Dear list menbers,
I have the following problem:
I received a plain text file utf-8 encoded written on a Windows PC. I could open this file and I could edit this file perfectly. After my modifications I saved this as utf-8 with LF. OK.
Then I tried to import the content of that file in a database. This didn't work, because the database couldn't parse the first line. Then I opened that file in a HexEditor and I saw that the first line begins with EF BB BF. After looking at this I remembered that these bytes are the BOM (Byte Order Marker) for utf-8 and Windows PC's make often use of it to save utf-8 text files.
My problem is now that I couldn't find a way to save my text file as utf-8 without BOM.
I had to use jEdit for that, because in jEdit you can select the encoding utf-8 or utf-8y (meaning with BOM).
Is there any chance to implement this in TextMate? Or, may be better, that TextMate saves all utf-8 files without BOM, because I think this marker is irrelevant within utf-8. It only makes sense in utf-16/32.
All the best,
Hans
I have the following problem:
I received a plain text file utf-8 encoded written on a Windows PC. I could open this file and I could edit this file perfectly. After my modifications I saved this as utf-8 with LF. OK.

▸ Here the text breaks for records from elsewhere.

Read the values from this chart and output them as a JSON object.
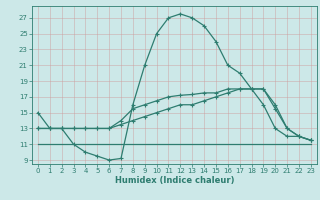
{
  "xlabel": "Humidex (Indice chaleur)",
  "background_color": "#cce8e8",
  "grid_color": "#aacccc",
  "line_color": "#2e7d70",
  "xlim": [
    -0.5,
    23.5
  ],
  "ylim": [
    8.5,
    28.5
  ],
  "yticks": [
    9,
    11,
    13,
    15,
    17,
    19,
    21,
    23,
    25,
    27
  ],
  "xticks": [
    0,
    1,
    2,
    3,
    4,
    5,
    6,
    7,
    8,
    9,
    10,
    11,
    12,
    13,
    14,
    15,
    16,
    17,
    18,
    19,
    20,
    21,
    22,
    23
  ],
  "curve1_x": [
    0,
    1,
    2,
    3,
    4,
    5,
    6,
    7,
    8,
    9,
    10,
    11,
    12,
    13,
    14,
    15,
    16,
    17,
    18,
    19,
    20,
    21,
    22,
    23
  ],
  "curve1_y": [
    15,
    13,
    13,
    11,
    10,
    9.5,
    9,
    9.2,
    16,
    21,
    25,
    27,
    27.5,
    27,
    26,
    24,
    21,
    20,
    18,
    16,
    13,
    12,
    12,
    11.5
  ],
  "curve2_x": [
    0,
    1,
    2,
    3,
    4,
    5,
    6,
    7,
    8,
    9,
    10,
    11,
    12,
    13,
    14,
    15,
    16,
    17,
    18,
    19,
    20,
    21,
    22,
    23
  ],
  "curve2_y": [
    13,
    13,
    13,
    13,
    13,
    13,
    13,
    14,
    15.5,
    16,
    16.5,
    17,
    17.2,
    17.3,
    17.5,
    17.5,
    18,
    18,
    18,
    18,
    16,
    13,
    12,
    11.5
  ],
  "curve3_x": [
    0,
    23
  ],
  "curve3_y": [
    11,
    11
  ],
  "curve4_x": [
    0,
    1,
    2,
    3,
    4,
    5,
    6,
    7,
    8,
    9,
    10,
    11,
    12,
    13,
    14,
    15,
    16,
    17,
    18,
    19,
    20,
    21,
    22,
    23
  ],
  "curve4_y": [
    13,
    13,
    13,
    13,
    13,
    13,
    13,
    13.5,
    14,
    14.5,
    15,
    15.5,
    16,
    16,
    16.5,
    17,
    17.5,
    18,
    18,
    18,
    15.5,
    13,
    12,
    11.5
  ],
  "markersize": 3.5,
  "linewidth": 0.9
}
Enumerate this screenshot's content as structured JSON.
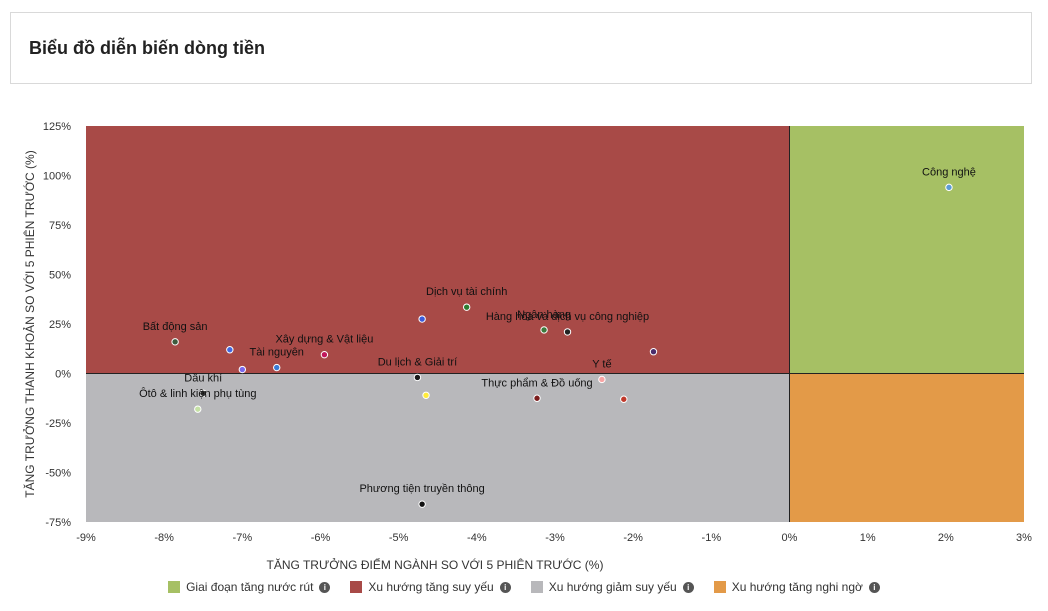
{
  "title": "Biểu đồ diễn biến dòng tiền",
  "colors": {
    "q_top_left": "#a84a47",
    "q_bottom_left": "#b8b8bb",
    "q_top_right": "#a6c064",
    "q_bottom_right": "#e39a48"
  },
  "chart_data": {
    "type": "scatter",
    "xlabel": "TĂNG TRƯỞNG ĐIỂM NGÀNH SO VỚI 5 PHIÊN TRƯỚC (%)",
    "ylabel": "TĂNG TRƯỞNG THANH KHOẢN SO VỚI 5 PHIÊN TRƯỚC (%)",
    "xlim": [
      -9,
      3
    ],
    "ylim": [
      -75,
      125
    ],
    "x_ticks": [
      -9,
      -8,
      -7,
      -6,
      -5,
      -4,
      -3,
      -2,
      -1,
      0,
      1,
      2,
      3
    ],
    "x_tick_labels": [
      "-9%",
      "-8%",
      "-7%",
      "-6%",
      "-5%",
      "-4%",
      "-3%",
      "-2%",
      "-1%",
      "0%",
      "1%",
      "2%",
      "3%"
    ],
    "y_ticks": [
      -75,
      -50,
      -25,
      0,
      25,
      50,
      75,
      100,
      125
    ],
    "y_tick_labels": [
      "-75%",
      "-50%",
      "-25%",
      "0%",
      "25%",
      "50%",
      "75%",
      "100%",
      "125%"
    ],
    "grid": false,
    "legend_position": "bottom",
    "points": [
      {
        "name": "Công nghệ",
        "x": 2.04,
        "y": 94,
        "color": "#5b9bd5"
      },
      {
        "name": "Dịch vụ tài chính",
        "x": -4.13,
        "y": 33.5,
        "color": "#2e7d32"
      },
      {
        "name": "",
        "x": -4.7,
        "y": 27.5,
        "color": "#3b5bdb"
      },
      {
        "name": "Ngân hàng",
        "x": -3.14,
        "y": 22,
        "color": "#3d7a3d"
      },
      {
        "name": "Hàng hóa và dịch vụ công nghiệp",
        "x": -2.84,
        "y": 21,
        "color": "#222222"
      },
      {
        "name": "",
        "x": -1.74,
        "y": 11,
        "color": "#4a2c6b"
      },
      {
        "name": "Bất động sản",
        "x": -7.86,
        "y": 16,
        "color": "#3d5a3d"
      },
      {
        "name": "",
        "x": -7.16,
        "y": 12,
        "color": "#4169e1"
      },
      {
        "name": "Xây dựng & Vật liệu",
        "x": -5.95,
        "y": 9.5,
        "color": "#c2185b"
      },
      {
        "name": "Tài nguyên",
        "x": -6.56,
        "y": 3,
        "color": "#3a7bd5"
      },
      {
        "name": "",
        "x": -7.0,
        "y": 2,
        "color": "#7b68ee"
      },
      {
        "name": "Du lịch & Giải trí",
        "x": -4.76,
        "y": -2,
        "color": "#1a1a1a"
      },
      {
        "name": "Y tế",
        "x": -2.4,
        "y": -3,
        "color": "#f8a5a5"
      },
      {
        "name": "Dầu khí",
        "x": -7.5,
        "y": -10,
        "color": "#333333"
      },
      {
        "name": "",
        "x": -4.65,
        "y": -11,
        "color": "#ffeb3b"
      },
      {
        "name": "Thực phẩm & Đồ uống",
        "x": -3.23,
        "y": -12.5,
        "color": "#7b1d1d"
      },
      {
        "name": "",
        "x": -2.12,
        "y": -13,
        "color": "#c0392b"
      },
      {
        "name": "Ôtô & linh kiện phụ tùng",
        "x": -7.57,
        "y": -18,
        "color": "#c5e1a5"
      },
      {
        "name": "Phương tiện truyền thông",
        "x": -4.7,
        "y": -66,
        "color": "#111111"
      }
    ]
  },
  "legend": [
    {
      "label": "Giai đoạn tăng nước rút",
      "color": "#a6c064",
      "icon": "info-icon"
    },
    {
      "label": "Xu hướng tăng suy yếu",
      "color": "#a84a47",
      "icon": "info-icon"
    },
    {
      "label": "Xu hướng giảm suy yếu",
      "color": "#b8b8bb",
      "icon": "info-icon"
    },
    {
      "label": "Xu hướng tăng nghi ngờ",
      "color": "#e39a48",
      "icon": "info-icon"
    }
  ]
}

Then I tried to import the content of that file in a database. This didn't work, because the database couldn't parse the first line. Then I opened that file in a HexEditor and I saw that the first line begins with EF BB BF. After looking at this I remembered that these bytes are the BOM (Byte Order Marker) for utf-8 and Windows PC's make often use of it to save utf-8 text files.

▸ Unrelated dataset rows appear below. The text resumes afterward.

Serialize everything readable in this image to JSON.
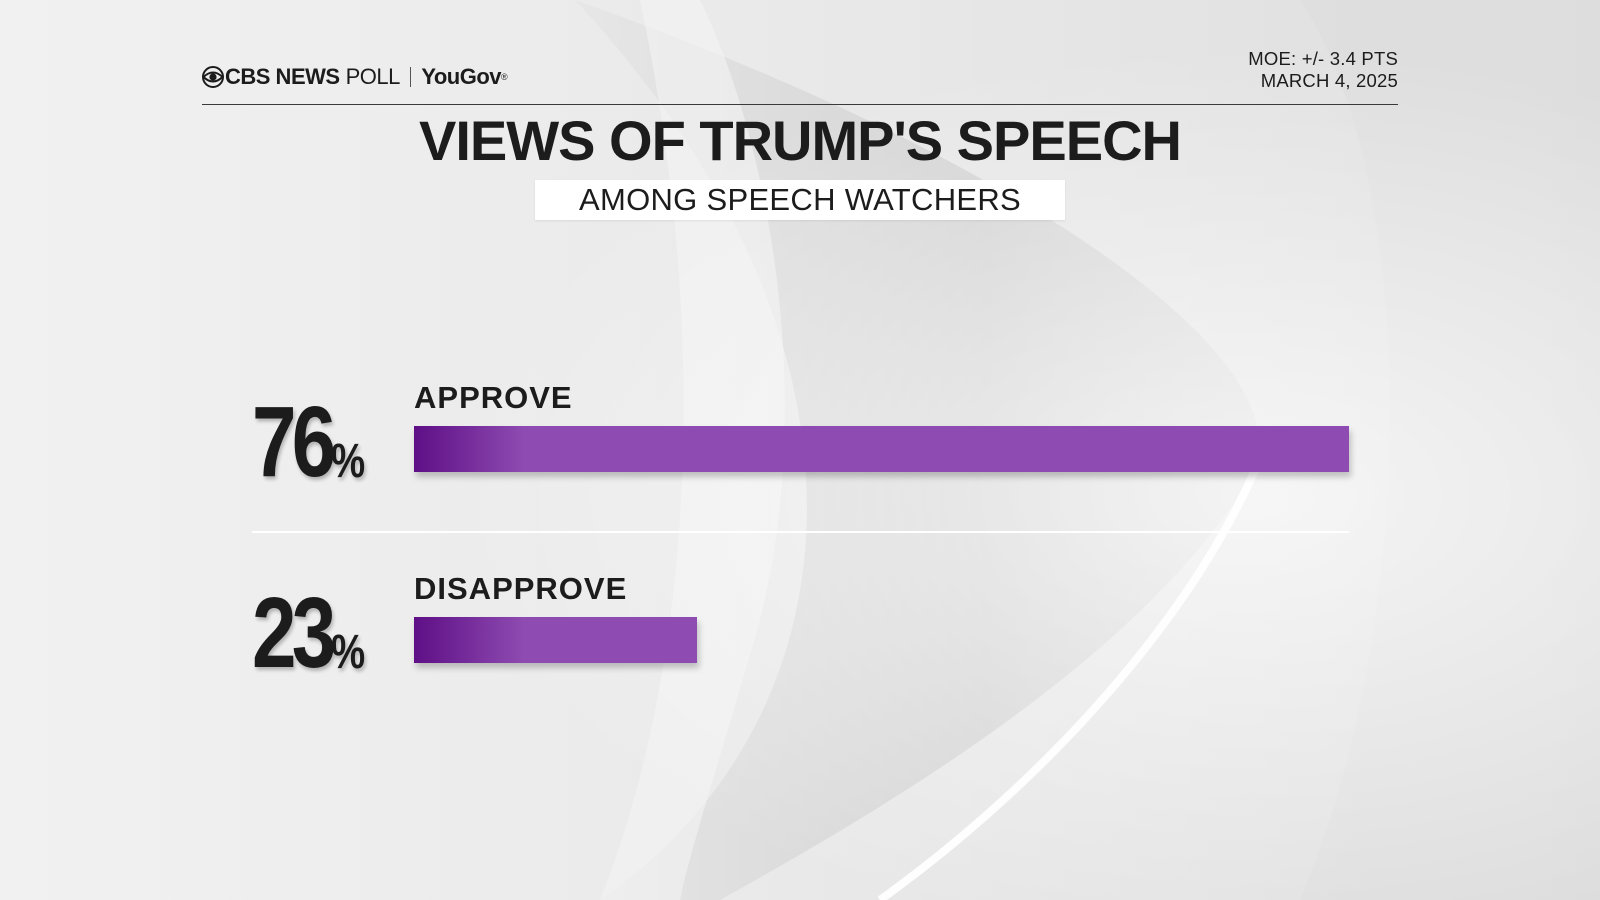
{
  "header": {
    "brand_cbs": "CBS NEWS",
    "brand_poll": "POLL",
    "brand_partner": "YouGov",
    "moe": "MOE: +/- 3.4 PTS",
    "date": "MARCH 4, 2025"
  },
  "chart_data": {
    "type": "bar",
    "orientation": "horizontal",
    "title": "VIEWS OF TRUMP'S SPEECH",
    "subtitle": "AMONG SPEECH WATCHERS",
    "categories": [
      "APPROVE",
      "DISAPPROVE"
    ],
    "values": [
      76,
      23
    ],
    "value_suffix": "%",
    "xlim": [
      0,
      76
    ],
    "grid": false,
    "legend": "none",
    "bar_color_start": "#5e0f86",
    "bar_color_end": "#8e4bb1"
  }
}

My problem is now that I couldn't find a way to save my text file as utf-8 without BOM.
I had to use jEdit for that, because in jEdit you can select the encoding utf-8 or utf-8y (meaning with BOM).

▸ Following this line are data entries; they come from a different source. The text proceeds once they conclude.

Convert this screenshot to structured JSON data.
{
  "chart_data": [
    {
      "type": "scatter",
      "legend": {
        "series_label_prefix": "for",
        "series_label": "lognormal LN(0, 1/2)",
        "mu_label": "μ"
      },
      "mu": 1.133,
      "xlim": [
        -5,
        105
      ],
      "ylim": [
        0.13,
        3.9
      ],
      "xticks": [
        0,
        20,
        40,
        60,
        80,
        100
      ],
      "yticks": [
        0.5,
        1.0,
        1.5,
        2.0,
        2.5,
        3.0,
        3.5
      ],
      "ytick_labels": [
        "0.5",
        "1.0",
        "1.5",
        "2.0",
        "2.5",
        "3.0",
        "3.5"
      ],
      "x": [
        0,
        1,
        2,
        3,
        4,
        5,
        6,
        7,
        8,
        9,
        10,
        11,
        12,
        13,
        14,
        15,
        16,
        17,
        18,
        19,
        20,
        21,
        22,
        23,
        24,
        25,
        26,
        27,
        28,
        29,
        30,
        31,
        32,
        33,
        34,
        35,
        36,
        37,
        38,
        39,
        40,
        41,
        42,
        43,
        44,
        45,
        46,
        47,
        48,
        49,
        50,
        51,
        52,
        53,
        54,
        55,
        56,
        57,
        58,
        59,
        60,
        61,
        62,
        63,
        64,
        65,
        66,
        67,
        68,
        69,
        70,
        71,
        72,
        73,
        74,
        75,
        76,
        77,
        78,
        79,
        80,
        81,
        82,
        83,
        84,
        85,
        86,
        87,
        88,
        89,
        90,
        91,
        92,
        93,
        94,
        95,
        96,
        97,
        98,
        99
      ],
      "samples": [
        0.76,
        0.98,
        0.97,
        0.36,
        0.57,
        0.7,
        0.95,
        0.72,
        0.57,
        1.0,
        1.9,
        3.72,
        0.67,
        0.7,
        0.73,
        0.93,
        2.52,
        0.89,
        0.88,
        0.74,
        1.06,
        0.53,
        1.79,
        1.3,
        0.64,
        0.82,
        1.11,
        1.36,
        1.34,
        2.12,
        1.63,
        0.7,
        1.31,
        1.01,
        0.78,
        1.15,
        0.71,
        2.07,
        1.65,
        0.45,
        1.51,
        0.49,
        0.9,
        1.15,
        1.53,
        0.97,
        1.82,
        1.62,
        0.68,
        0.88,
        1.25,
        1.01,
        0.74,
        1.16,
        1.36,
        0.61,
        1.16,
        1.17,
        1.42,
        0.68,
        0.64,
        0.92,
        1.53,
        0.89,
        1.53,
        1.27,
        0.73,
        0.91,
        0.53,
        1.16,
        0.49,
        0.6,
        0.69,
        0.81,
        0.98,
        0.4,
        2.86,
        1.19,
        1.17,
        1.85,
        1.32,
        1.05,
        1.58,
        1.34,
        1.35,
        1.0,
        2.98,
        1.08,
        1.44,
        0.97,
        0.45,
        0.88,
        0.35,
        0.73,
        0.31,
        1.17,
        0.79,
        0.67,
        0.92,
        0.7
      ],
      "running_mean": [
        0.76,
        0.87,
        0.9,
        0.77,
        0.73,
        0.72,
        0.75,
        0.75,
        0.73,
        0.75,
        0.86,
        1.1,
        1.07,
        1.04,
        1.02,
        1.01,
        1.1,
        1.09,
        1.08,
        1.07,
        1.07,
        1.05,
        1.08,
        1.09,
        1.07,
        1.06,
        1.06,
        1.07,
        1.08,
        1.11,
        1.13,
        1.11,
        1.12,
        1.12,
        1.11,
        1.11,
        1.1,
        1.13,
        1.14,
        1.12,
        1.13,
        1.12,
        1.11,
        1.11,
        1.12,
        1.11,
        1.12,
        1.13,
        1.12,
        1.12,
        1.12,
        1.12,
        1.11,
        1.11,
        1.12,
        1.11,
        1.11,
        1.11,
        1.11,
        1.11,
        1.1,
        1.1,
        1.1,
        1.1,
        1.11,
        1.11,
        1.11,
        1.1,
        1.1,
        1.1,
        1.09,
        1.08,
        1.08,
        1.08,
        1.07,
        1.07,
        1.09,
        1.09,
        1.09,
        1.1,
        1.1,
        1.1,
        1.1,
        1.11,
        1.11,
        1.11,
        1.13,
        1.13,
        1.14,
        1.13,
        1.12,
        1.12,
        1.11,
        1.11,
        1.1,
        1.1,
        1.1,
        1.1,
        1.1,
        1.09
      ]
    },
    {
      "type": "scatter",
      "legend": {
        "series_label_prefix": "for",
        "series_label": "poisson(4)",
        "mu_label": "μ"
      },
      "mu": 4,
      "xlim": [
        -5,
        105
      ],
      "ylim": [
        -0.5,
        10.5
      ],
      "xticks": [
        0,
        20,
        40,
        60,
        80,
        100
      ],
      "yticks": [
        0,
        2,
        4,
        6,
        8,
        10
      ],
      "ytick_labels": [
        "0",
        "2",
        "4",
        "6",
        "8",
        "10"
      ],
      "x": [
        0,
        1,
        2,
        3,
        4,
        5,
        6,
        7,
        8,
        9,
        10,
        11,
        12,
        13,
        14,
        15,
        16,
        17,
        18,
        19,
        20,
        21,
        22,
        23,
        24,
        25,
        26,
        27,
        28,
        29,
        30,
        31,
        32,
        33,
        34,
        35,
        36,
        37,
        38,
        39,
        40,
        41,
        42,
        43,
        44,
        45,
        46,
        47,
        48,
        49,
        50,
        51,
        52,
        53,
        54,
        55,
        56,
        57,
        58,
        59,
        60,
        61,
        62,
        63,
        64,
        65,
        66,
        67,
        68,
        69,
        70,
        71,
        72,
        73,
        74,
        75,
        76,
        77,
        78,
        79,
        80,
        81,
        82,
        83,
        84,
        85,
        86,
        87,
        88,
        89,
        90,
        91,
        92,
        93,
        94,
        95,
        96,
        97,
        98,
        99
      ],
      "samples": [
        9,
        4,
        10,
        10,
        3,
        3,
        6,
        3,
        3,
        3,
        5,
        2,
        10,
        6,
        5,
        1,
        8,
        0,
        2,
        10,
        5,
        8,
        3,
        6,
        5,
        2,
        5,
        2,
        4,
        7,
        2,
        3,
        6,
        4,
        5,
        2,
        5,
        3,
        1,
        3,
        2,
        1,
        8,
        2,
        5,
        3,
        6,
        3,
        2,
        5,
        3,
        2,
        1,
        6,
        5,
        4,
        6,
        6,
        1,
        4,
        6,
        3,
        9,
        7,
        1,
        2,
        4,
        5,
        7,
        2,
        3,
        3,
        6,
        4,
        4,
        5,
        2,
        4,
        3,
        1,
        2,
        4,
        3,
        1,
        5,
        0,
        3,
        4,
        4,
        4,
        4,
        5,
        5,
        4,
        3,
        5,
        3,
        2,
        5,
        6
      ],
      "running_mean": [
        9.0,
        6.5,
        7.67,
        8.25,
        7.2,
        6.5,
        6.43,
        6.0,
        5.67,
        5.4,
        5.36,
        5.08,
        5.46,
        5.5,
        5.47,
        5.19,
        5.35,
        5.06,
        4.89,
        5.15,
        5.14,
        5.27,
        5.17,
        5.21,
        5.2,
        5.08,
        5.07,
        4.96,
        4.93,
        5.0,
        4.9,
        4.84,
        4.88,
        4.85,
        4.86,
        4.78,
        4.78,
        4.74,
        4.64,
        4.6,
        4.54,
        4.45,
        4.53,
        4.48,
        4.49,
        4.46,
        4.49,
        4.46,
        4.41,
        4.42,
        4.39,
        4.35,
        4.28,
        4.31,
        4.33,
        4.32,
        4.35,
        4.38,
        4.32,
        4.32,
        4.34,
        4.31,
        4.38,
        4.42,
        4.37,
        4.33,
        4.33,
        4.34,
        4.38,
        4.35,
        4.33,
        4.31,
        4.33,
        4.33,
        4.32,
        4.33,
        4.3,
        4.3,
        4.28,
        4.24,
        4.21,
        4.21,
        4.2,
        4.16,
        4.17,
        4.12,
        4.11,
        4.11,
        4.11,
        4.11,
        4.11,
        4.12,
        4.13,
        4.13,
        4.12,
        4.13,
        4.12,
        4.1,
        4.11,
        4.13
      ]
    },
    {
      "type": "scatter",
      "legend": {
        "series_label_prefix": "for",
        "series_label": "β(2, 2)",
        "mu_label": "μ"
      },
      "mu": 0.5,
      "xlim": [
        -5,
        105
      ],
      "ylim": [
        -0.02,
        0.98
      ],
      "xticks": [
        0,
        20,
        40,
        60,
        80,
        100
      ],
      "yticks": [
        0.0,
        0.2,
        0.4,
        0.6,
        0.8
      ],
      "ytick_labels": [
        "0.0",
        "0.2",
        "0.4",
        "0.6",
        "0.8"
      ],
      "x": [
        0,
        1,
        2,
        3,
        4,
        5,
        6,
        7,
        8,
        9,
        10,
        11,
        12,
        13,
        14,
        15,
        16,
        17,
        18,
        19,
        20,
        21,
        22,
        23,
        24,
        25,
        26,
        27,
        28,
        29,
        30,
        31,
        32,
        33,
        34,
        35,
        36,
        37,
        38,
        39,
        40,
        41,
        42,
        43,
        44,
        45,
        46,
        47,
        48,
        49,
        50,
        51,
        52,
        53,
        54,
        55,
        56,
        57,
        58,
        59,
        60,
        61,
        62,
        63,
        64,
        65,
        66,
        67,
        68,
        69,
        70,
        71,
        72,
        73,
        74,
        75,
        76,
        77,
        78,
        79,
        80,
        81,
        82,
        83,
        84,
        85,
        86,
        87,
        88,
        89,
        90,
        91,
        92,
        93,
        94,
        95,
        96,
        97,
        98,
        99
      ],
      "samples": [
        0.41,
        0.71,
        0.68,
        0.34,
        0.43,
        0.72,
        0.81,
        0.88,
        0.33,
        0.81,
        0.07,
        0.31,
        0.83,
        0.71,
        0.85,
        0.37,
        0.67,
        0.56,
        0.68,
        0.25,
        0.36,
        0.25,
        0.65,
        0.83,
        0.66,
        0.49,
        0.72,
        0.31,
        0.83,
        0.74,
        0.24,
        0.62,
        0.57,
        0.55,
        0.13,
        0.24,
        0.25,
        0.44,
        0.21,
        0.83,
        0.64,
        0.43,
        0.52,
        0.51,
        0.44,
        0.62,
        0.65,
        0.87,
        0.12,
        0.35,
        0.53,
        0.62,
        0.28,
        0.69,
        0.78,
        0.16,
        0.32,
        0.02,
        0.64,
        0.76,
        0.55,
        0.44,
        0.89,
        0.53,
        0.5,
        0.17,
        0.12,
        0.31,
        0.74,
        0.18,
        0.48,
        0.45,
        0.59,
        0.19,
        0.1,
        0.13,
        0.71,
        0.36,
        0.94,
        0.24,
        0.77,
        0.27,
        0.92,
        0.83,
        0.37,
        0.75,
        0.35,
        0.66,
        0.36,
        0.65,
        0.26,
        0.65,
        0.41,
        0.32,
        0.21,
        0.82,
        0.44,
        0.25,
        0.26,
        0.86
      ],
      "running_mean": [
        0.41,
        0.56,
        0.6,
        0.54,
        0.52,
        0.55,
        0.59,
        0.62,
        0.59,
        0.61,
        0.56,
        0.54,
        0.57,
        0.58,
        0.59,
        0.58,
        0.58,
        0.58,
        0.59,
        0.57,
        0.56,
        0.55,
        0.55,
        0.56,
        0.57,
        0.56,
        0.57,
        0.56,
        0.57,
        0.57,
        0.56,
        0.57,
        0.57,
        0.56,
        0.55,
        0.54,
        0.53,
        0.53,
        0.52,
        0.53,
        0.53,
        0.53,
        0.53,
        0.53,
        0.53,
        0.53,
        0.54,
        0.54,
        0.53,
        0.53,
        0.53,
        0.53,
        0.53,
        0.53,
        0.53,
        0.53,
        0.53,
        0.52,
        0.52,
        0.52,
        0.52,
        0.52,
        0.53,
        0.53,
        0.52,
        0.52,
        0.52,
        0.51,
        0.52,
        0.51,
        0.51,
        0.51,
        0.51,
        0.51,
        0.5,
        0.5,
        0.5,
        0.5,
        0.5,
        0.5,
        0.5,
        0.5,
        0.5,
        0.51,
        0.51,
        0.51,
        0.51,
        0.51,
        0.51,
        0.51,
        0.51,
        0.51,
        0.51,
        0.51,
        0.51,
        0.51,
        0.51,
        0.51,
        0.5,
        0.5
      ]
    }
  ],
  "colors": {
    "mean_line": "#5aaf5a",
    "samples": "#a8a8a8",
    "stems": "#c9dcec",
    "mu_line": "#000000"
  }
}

Is there any chance to implement this in TextMate? Or, may be better, that TextMate saves all utf-8 files without BOM, because I think this marker is irrelevant within utf-8. It only makes sense in utf-16/32.
By myself, I found at least an option.
I open an UTF-8(BOM) file, select all, copy it, open a new document, paste it, and save it under UTF-8. After doing this my new document has no BOM at all.
But I don't know, if it would be too difficult to implement this within TextMate. I could image that some users doesn't know the issue of BOM.
Best,
Hans
On 28/9/2006, at 13:44, Hans-Joerg Bibiko wrote:
[...] But I don't know, if it would be too difficult to implement this within TextMate. I could image that some users doesn't know the issue of BOM.
I do indeed think that a BOM in UTF-8 files is misguided at best [1] (which is why you can’t enable it in TM).
The reason TM will preserve it is only that some users actually do rely on them [2] -- so to preserve it seemed like the best compromise between not wanting to endorse them or even acknowledge that BOMs have a valid role in UTF-8 files, but at the same time not screw up files where the user went out of his way to place a BOM there.
Though I realize there is a problem for users who get their hands on BOM infested files and want an easy way to cleanse them. I am leaning toward bringing up a “warning” when encountering UTF-8 files with a BOM, which would then allow the user to select to get rid of it.
[1] UTF-8 exists so that files can use unicode but still be backwards compatible, a BOM does destroy some of this backward compatibility, e.g. the shell won’t pickup the shebang line of a script if it has a BOM, and e.g. grep’ing through multiple files with BOMs will produce “bad” output if something on the first line of one of the files is matched.
[2] The users who I have spoken with which rely on them do so only because they do not send the proper encoding in the http headers and then assume that the user agent will still treat the received file as UTF-8 on the sight of the BOM.